Lucy Gunning's video Climbing Around My Room (1993) featured the best of what the everyday might mean in terms of irony and play. Shown on a tiny monitor stuck high up on the wall, this piece had more impact than most of the huge photos and video projections in the adjoining rooms. Trouncing art stars from Matthew Barney to Bruce Nauman, she deftly explores the confines of her room by mapping its contours and surfaces with spider fingers and bare toes, wearing a red dress with scarlet tulle petticoat.
The works chosen for outside spaces were particularly safe.
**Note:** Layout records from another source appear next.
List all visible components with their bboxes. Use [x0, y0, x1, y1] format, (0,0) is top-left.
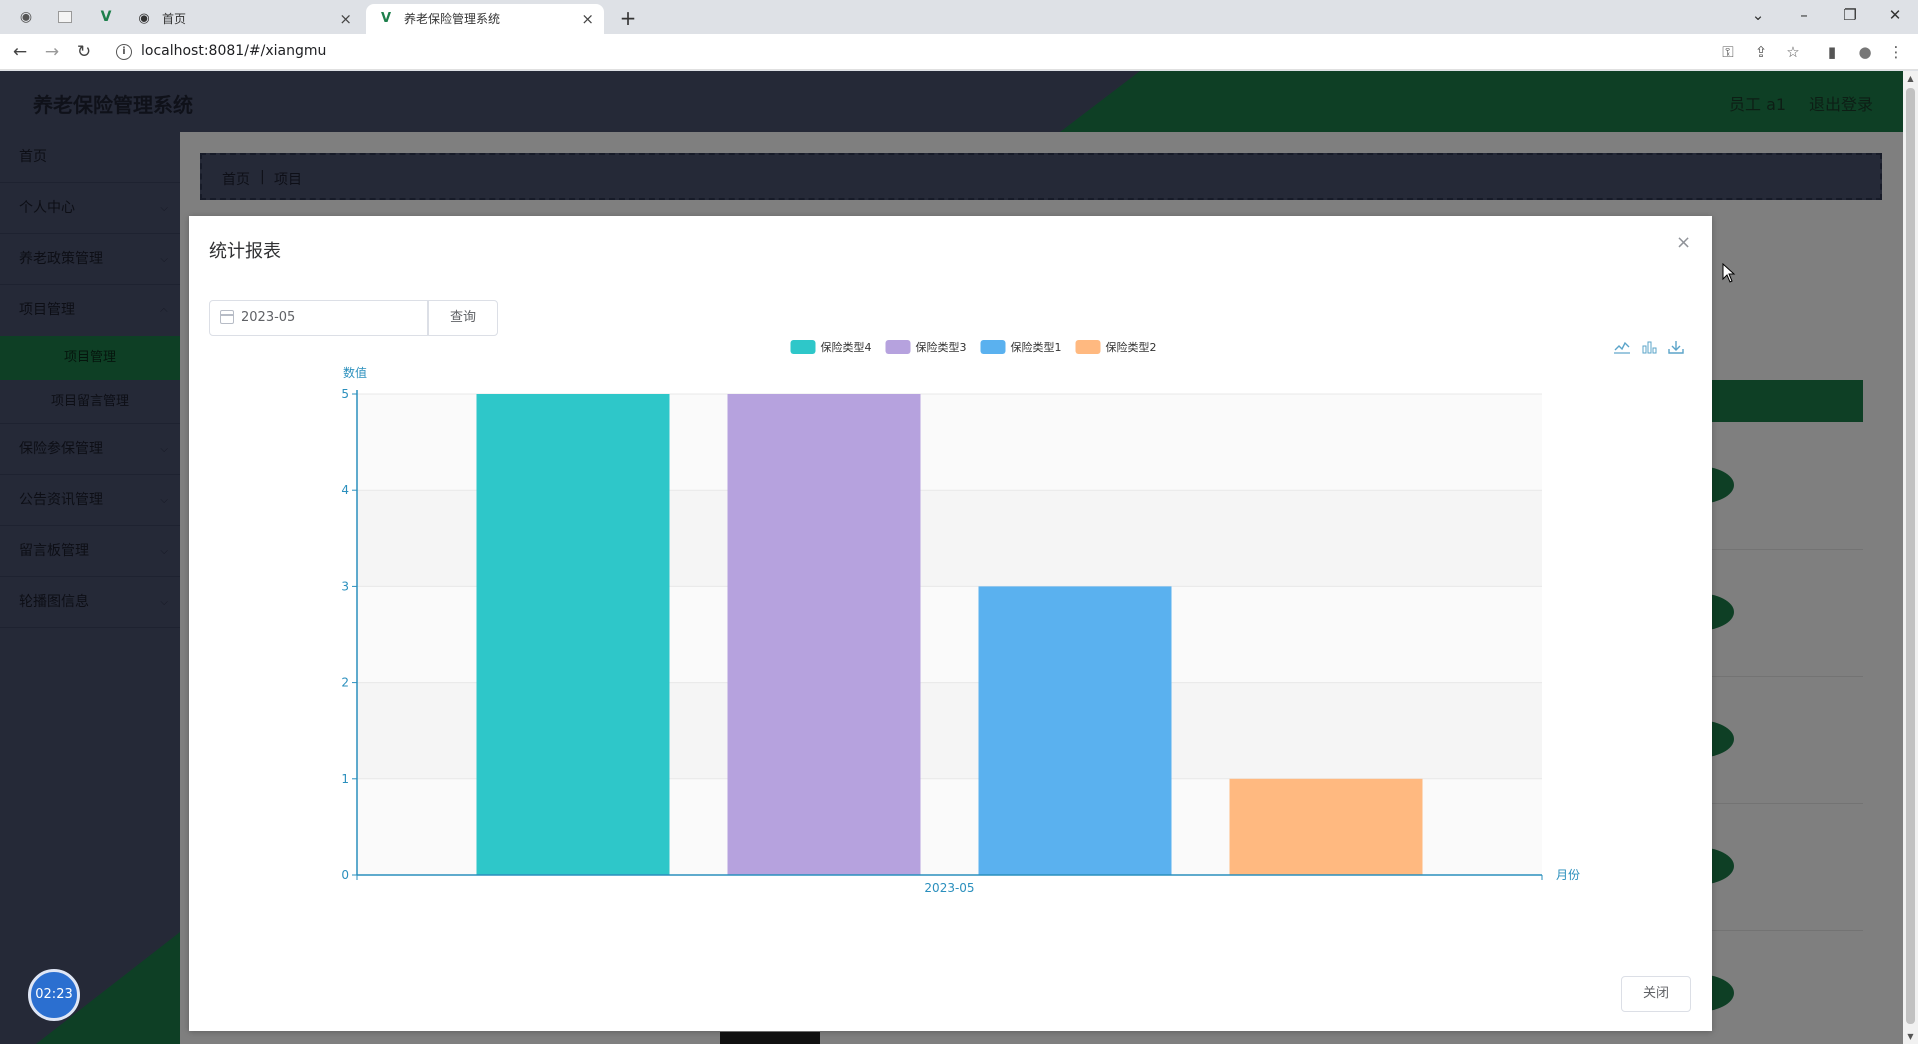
- close-button[interactable]: 关闭: [1621, 976, 1691, 1012]
- line-chart-icon[interactable]: [1612, 340, 1632, 360]
- download-icon[interactable]: [1666, 340, 1686, 360]
- y-tick-label: 0: [341, 868, 349, 882]
- vue-logo-icon[interactable]: V: [98, 9, 114, 25]
- page-icon[interactable]: [58, 11, 72, 23]
- y-tick-label: 1: [341, 772, 349, 786]
- window-close-button[interactable]: ✕: [1872, 0, 1918, 30]
- bar-2: [727, 394, 921, 875]
- stats-dialog: 统计报表 × 2023-05 查询 0 1 2 3 4 5 2023-05 数值 月份 保险类型4…: [189, 216, 1712, 1031]
- tab-label: 养老保险管理系统: [404, 12, 501, 26]
- mouse-cursor-icon: [1722, 263, 1736, 283]
- share-icon[interactable]: ⇪: [1751, 42, 1771, 62]
- y-axis-title: 数值: [343, 365, 367, 380]
- page-scrollbar[interactable]: ▲ ▼: [1903, 71, 1918, 1044]
- info-icon[interactable]: i: [116, 44, 132, 60]
- tab-list-icon[interactable]: ⌄: [1735, 0, 1781, 30]
- browser-menu-icon[interactable]: ⋮: [1886, 42, 1906, 62]
- scroll-down-icon[interactable]: ▼: [1903, 1029, 1918, 1044]
- y-tick-label: 3: [341, 579, 349, 593]
- profile-icon[interactable]: ●: [1855, 42, 1875, 62]
- bar-3: [978, 586, 1172, 875]
- browser-tab-strip: ◉ V ◉ 首页 × V 养老保险管理系统 × + ⌄ – ❐ ✕: [0, 0, 1918, 34]
- y-tick-label: 4: [341, 483, 349, 497]
- side-panel-icon[interactable]: ▮: [1822, 42, 1842, 62]
- legend-swatch: [790, 340, 816, 354]
- tab-active[interactable]: V 养老保险管理系统 ×: [366, 4, 604, 34]
- globe-icon: ◉: [138, 11, 150, 26]
- star-icon[interactable]: ☆: [1783, 42, 1803, 62]
- y-tick-label: 5: [341, 387, 349, 401]
- taskbar-fragment: [720, 1032, 820, 1044]
- minimize-button[interactable]: –: [1781, 0, 1827, 30]
- globe-icon[interactable]: ◉: [18, 9, 34, 25]
- tab-label: 首页: [162, 12, 187, 26]
- close-icon[interactable]: ×: [339, 4, 352, 34]
- restore-button[interactable]: ❐: [1827, 0, 1873, 30]
- address-bar[interactable]: localhost:8081/#/xiangmu: [141, 43, 326, 59]
- browser-toolbar: ← → ↻ i localhost:8081/#/xiangmu ⚿ ⇪ ☆ ▮…: [0, 34, 1918, 70]
- tab-home[interactable]: ◉ 首页 ×: [124, 4, 362, 34]
- scroll-up-icon[interactable]: ▲: [1903, 71, 1918, 86]
- x-tick-label: 2023-05: [924, 881, 974, 895]
- legend-swatch: [885, 340, 911, 354]
- forward-button[interactable]: →: [40, 40, 64, 64]
- bar-4: [1229, 778, 1423, 875]
- legend-swatch: [980, 340, 1006, 354]
- back-button[interactable]: ←: [8, 40, 32, 64]
- new-tab-button[interactable]: +: [614, 4, 642, 32]
- close-icon[interactable]: ×: [581, 4, 594, 34]
- key-icon[interactable]: ⚿: [1718, 42, 1738, 62]
- reload-button[interactable]: ↻: [72, 40, 96, 64]
- legend-label: 保险类型2: [1106, 340, 1157, 354]
- bar-1: [476, 394, 670, 875]
- y-tick-label: 2: [341, 676, 349, 690]
- legend-label: 保险类型3: [916, 340, 967, 354]
- clock-widget: 02:23: [28, 969, 80, 1021]
- bar-chart-icon[interactable]: [1639, 340, 1659, 360]
- vue-logo-icon: V: [380, 11, 392, 26]
- bar-chart: 0 1 2 3 4 5 2023-05 数值月份 保险类型4 保险类型3 保险类型1 保险类型2: [341, 340, 1580, 895]
- x-axis-title: 月份: [1556, 868, 1580, 882]
- scroll-thumb[interactable]: [1906, 88, 1915, 1024]
- legend-label: 保险类型1: [1011, 340, 1062, 354]
- legend-swatch: [1075, 340, 1101, 354]
- legend-label: 保险类型4: [821, 340, 872, 354]
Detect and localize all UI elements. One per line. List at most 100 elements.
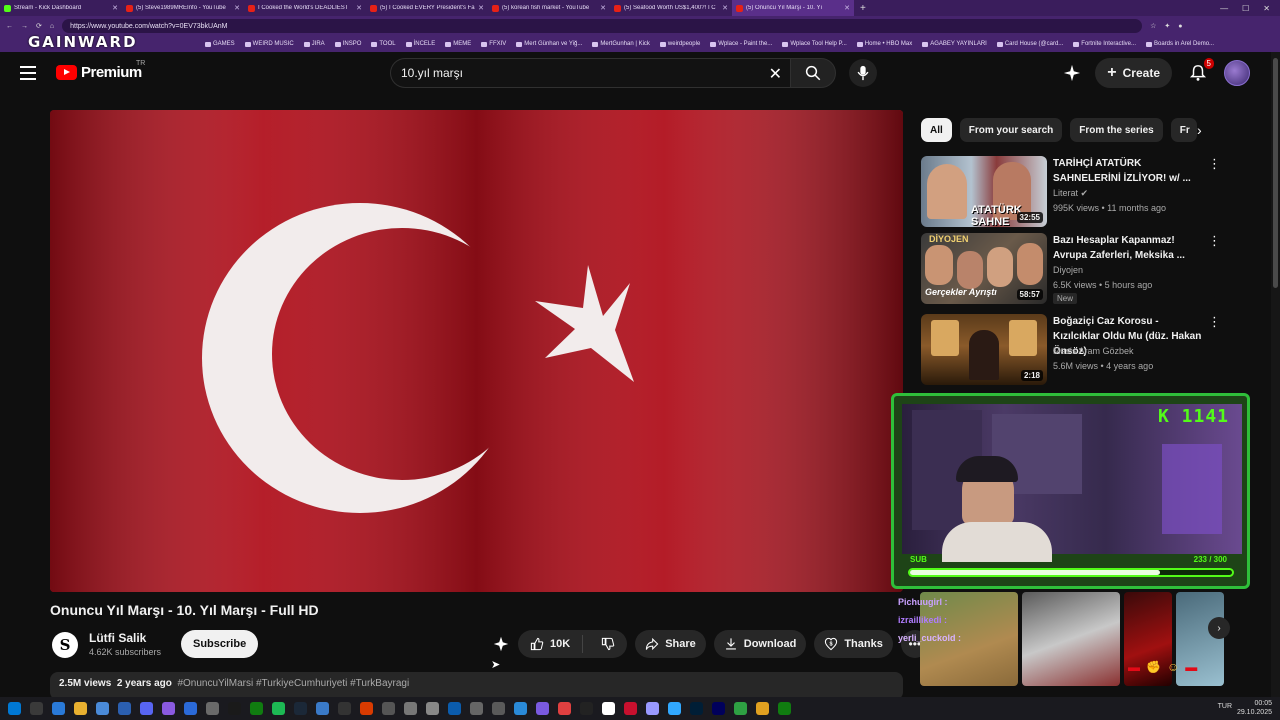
input-language[interactable]: TUR [1218, 703, 1232, 710]
close-tab-icon[interactable]: ✕ [112, 4, 118, 12]
profile-icon[interactable]: ● [1178, 23, 1182, 30]
bookmark-item[interactable]: İNCELE [405, 41, 435, 47]
channel-name[interactable]: Lütfi Salik [89, 631, 146, 645]
bookmark-item[interactable]: MEME [445, 41, 471, 47]
reload-icon[interactable]: ⟳ [36, 22, 42, 30]
hashtags[interactable]: #OnuncuYilMarsi #TurkiyeCumhuriyeti #Tur… [177, 678, 409, 689]
new-tab-icon[interactable]: + [854, 3, 872, 14]
photoshop-icon[interactable] [668, 702, 681, 715]
video-player[interactable] [50, 110, 903, 592]
voice-search-button[interactable] [849, 59, 877, 87]
close-tab-icon[interactable]: ✕ [844, 4, 850, 12]
recommendation-title[interactable]: Bazı Hesaplar Kapanmaz! Avrupa Zaferleri… [1053, 233, 1203, 263]
app-icon[interactable] [228, 702, 241, 715]
chip-all[interactable]: All [921, 118, 952, 142]
create-button[interactable]: + Create [1095, 58, 1172, 88]
app-icon[interactable] [756, 702, 769, 715]
app-icon[interactable] [360, 702, 373, 715]
url-field[interactable]: https://www.youtube.com/watch?v=0EV73bkU… [62, 19, 1143, 33]
browser-tab[interactable]: (5) Seafood Worth US$1,400?! I C ✕ [610, 0, 732, 16]
recommendation-channel[interactable]: Diyojen [1053, 265, 1083, 275]
steam-icon[interactable] [294, 702, 307, 715]
video-thumbnail[interactable]: DİYOJEN Gerçekler Ayrıştı 58:57 [921, 233, 1047, 304]
browser-tab[interactable]: (5) Steve1989MREInfo - YouTube ✕ [122, 0, 244, 16]
app-icon[interactable] [536, 702, 549, 715]
premiere-icon[interactable] [712, 702, 725, 715]
recommendation-title[interactable]: TARİHÇİ ATATÜRK SAHNELERİNİ İZLİYOR! w/ … [1053, 156, 1203, 186]
star-icon[interactable]: ☆ [1150, 22, 1156, 30]
forward-icon[interactable]: → [21, 23, 28, 30]
bookmark-item[interactable]: Mert Günhan ve Yiğ... [516, 41, 582, 47]
app-icon[interactable] [206, 702, 219, 715]
close-window-icon[interactable]: ✕ [1263, 4, 1270, 13]
back-icon[interactable]: ← [6, 23, 13, 30]
bookmark-item[interactable]: Boards in Arel Demo... [1146, 41, 1214, 47]
discord-icon[interactable] [140, 702, 153, 715]
bookmark-item[interactable]: FFXIV [481, 41, 506, 47]
youtube-premium-logo[interactable]: Premium TR [56, 60, 145, 81]
browser-icon[interactable] [184, 702, 197, 715]
audition-icon[interactable] [646, 702, 659, 715]
browser-tab[interactable]: (5) korean fish market - YouTube ✕ [488, 0, 610, 16]
windows-start-icon[interactable] [8, 702, 21, 715]
photoshop-icon[interactable] [690, 702, 703, 715]
subscribe-button[interactable]: Subscribe [181, 630, 259, 658]
app-icon[interactable] [448, 702, 461, 715]
menu-icon[interactable] [20, 66, 36, 80]
search-button[interactable] [790, 58, 836, 88]
app-icon[interactable] [514, 702, 527, 715]
search-input[interactable]: 10.yıl marşı ✕ [390, 58, 790, 88]
recommendation-item[interactable]: ATATÜRK SAHNE 32:55 TARİHÇİ ATATÜRK SAHN… [921, 156, 1221, 228]
browser-tab[interactable]: Stream - Kick Dashboard ✕ [0, 0, 122, 16]
browser-tab[interactable]: I Cooked the World's DEADLIEST ✕ [244, 0, 366, 16]
app-icon[interactable] [118, 702, 131, 715]
app-icon[interactable] [470, 702, 483, 715]
bookmark-item[interactable]: TOOL [371, 41, 396, 47]
bookmark-item[interactable]: INSPO [334, 41, 361, 47]
app-icon[interactable] [426, 702, 439, 715]
video-thumbnail[interactable]: 2:18 [921, 314, 1047, 385]
chip-from-the-series[interactable]: From the series [1070, 118, 1163, 142]
app-icon[interactable] [162, 702, 175, 715]
page-scrollbar[interactable] [1271, 52, 1280, 697]
close-tab-icon[interactable]: ✕ [234, 4, 240, 12]
dislike-button[interactable] [589, 637, 627, 651]
bookmark-item[interactable]: MertGunhan | Kick [592, 41, 650, 47]
chip-truncated[interactable]: Fr [1170, 118, 1197, 142]
video-thumbnail[interactable]: ATATÜRK SAHNE 32:55 [921, 156, 1047, 227]
notifications-button[interactable]: 5 [1186, 58, 1214, 85]
spotify-icon[interactable] [272, 702, 285, 715]
app-icon[interactable] [96, 702, 109, 715]
close-tab-icon[interactable]: ✕ [722, 4, 728, 12]
bookmark-item[interactable]: Home • HBO Max [856, 41, 912, 47]
clear-search-icon[interactable]: ✕ [769, 64, 782, 84]
minimize-icon[interactable]: — [1220, 4, 1228, 13]
maximize-icon[interactable]: ☐ [1242, 4, 1249, 13]
chip-from-your-search[interactable]: From your search [959, 118, 1063, 142]
chips-next-icon[interactable]: › [1197, 122, 1202, 138]
extensions-icon[interactable]: ✦ [1164, 22, 1170, 30]
app-icon[interactable] [492, 702, 505, 715]
recommendation-item[interactable]: DİYOJEN Gerçekler Ayrıştı 58:57 Bazı Hes… [921, 233, 1221, 305]
chevron-right-icon[interactable]: › [1208, 617, 1230, 639]
channel-avatar[interactable]: S [52, 632, 78, 658]
share-button[interactable]: Share [635, 630, 706, 658]
home-icon[interactable]: ⌂ [50, 23, 54, 30]
app-icon[interactable] [624, 702, 637, 715]
bookmark-item[interactable]: WEIRD MUSIC [244, 41, 294, 47]
bookmark-item[interactable]: AGABEY YAYINLARI [922, 41, 987, 47]
app-icon[interactable] [580, 702, 593, 715]
xbox-icon[interactable] [250, 702, 263, 715]
recommendation-channel[interactable]: Literat ✔ [1053, 188, 1088, 199]
widgets-icon[interactable] [52, 702, 65, 715]
bookmark-item[interactable]: Wplace Tool Help P... [782, 41, 847, 47]
bookmark-item[interactable]: JIRA [303, 41, 325, 47]
more-vertical-icon[interactable]: ⋮ [1208, 156, 1221, 172]
thanks-button[interactable]: $ Thanks [814, 630, 893, 658]
download-button[interactable]: Download [713, 630, 807, 658]
app-icon[interactable] [734, 702, 747, 715]
app-icon[interactable] [382, 702, 395, 715]
app-icon[interactable] [558, 702, 571, 715]
app-icon[interactable] [778, 702, 791, 715]
account-avatar[interactable] [1224, 60, 1250, 86]
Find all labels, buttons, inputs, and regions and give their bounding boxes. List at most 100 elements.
Daniel Buren's flags, Neufs couleurs au vent (1984), were initially commissioned by Gosselin in 1984. They look great, as they always do, but take no risks in their perfect mirroring of nothing and everything. Ian Hamilton Finlay's posters on kiosks around town - La revolution devrait faire pour le peuple ce que le cubisme a faire pour le couteau, la fourchette et la cuillere (1998) - reveal the gruff irony that is typical of Finlay: 'Revolution is for the people as Cubism was for the knife, the fork and the spoon'. Chen Zhen's Pied-à-terre-squatteur, no. 3 (1998) is safe to the point of disturbance - homelessness and poverty turned into an emblem, fixed and unoccupied. But why not build a structure that homeless people could actually move into and use? It's this kind of contradiction that deflates the meaning of the 'everyday' - suffocating it under a combination of privilege and powerlessness.
On the whole, however, the new Biennale is a well thought-out survival strategy for contemporary art in Montreal. With so much intelligence, energy, experience and resource gathering focused in the production of such an event - plus job creation and economic revival - it can only be a good thing for the city. And isn't this what the everyday is about?